While it was important to protect the judiciary against infringements of independence, that was not the issue here, they said. This was not a case about the judiciary as an institution and Mosito’s case all along had been that he had been the target of a “malicious ad hominem assault” and that the prosecution and disciplinary proceedings were aimed at him, personally.
There was no suggestion that there was any attempt to influence or hamper him as a judge. “This is a case about a taxpayer who happens to be a judge who allegedly failed to file income tax returns. Put differently – and more correctly – the question here is whether a person, by virtue of his or her appointment as a judge, is shielded from the prescripts of the income tax legislation and ordinary criminal law and procedure of the land.”
Along the way Mosito had dropped various aspects of his original argument, and was mostly left with a claim, based on the constitution, that the proposed action against him violated the principle of judicial independence. The five judges said they knew of no principle that would have the effect of immunising judges from criminal prosecution. They wanted to be “emphatic” on this point: if there was any difference between judges and anyone else facing criminal prosecution it could be argued that “in a case affecting probity” judicial ethics would require a judge to stand down voluntarily or submit to suspension pending the outcome of the case.
Counsel for Mosito argued that the disciplinary proceedings outlined in the constitution were a “necessary precursor” to prosecution. That could not be, said the judges, as it would mean that the judgment of a disciplinary tribunal overrode that of the criminal justice system.

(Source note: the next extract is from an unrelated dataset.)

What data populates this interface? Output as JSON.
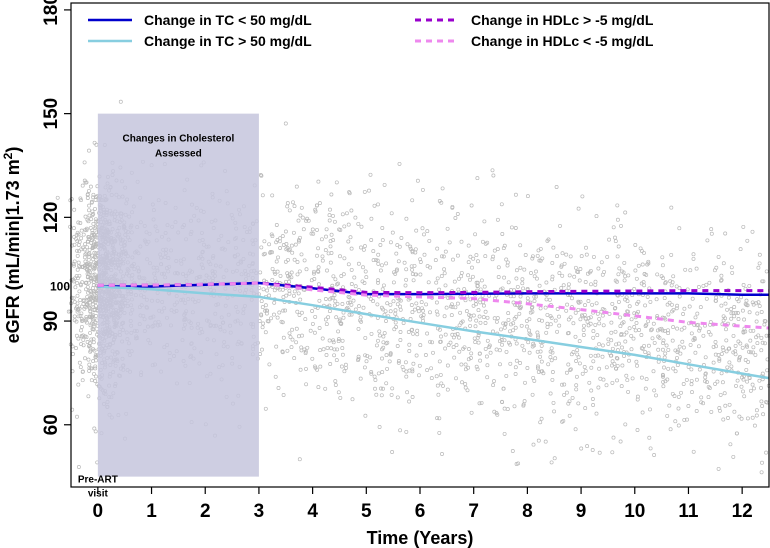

The judges also said that they did not in any case endorse the submission by Mosito that disclosure by the revenue authorities to their prosecution colleagues was improper. The tax law prohibition was on “unauthorised” disclosure, they said, and there was nothing wrong with the tax authorities giving information to the prosecuting arm of the state for action against alleged tax offenders.
The court also pointed out that on the one hand Mosito claimed an impeachment process could not start until the criminal prosecution was complete. And on the other he contended that prosecution could not start until the disciplinary process was complete, a position that resulted in deadlock. “This patently absurd conclusion is also derived from the failure to distinguish the two distinct mechanisms …. Judges are human. They can commit crimes, and if they do they can be prosecuted. They can also behave in ways proving them unfit for judicial office. Then they may be removed from office. Conduct constituting an indictable crime can also constitute impeachable misconduct.”
On the question of costs the court said while Mosito tried to present his case as a defence of the judiciary in Lesotho against attack by the executive, he also made out that he was being personally persecuted. In reality he was not defending judicial independence “but has been pursuing his personal interests under the banner of constitutionality”. It was therefore appropriate that he should bear the costs of the other parties in the case.
The decision means the disciplinary hearing may now go ahead in August as planned. However, Mosito has already tried to limit its terms of reference via a recently argued application for the subject matter of the hearing to be restricted: he wants anything that happened before his appointment as a judge to be off limits. Judgment in that matter is still expected, but it is unlikely that his argument will have persuaded the court.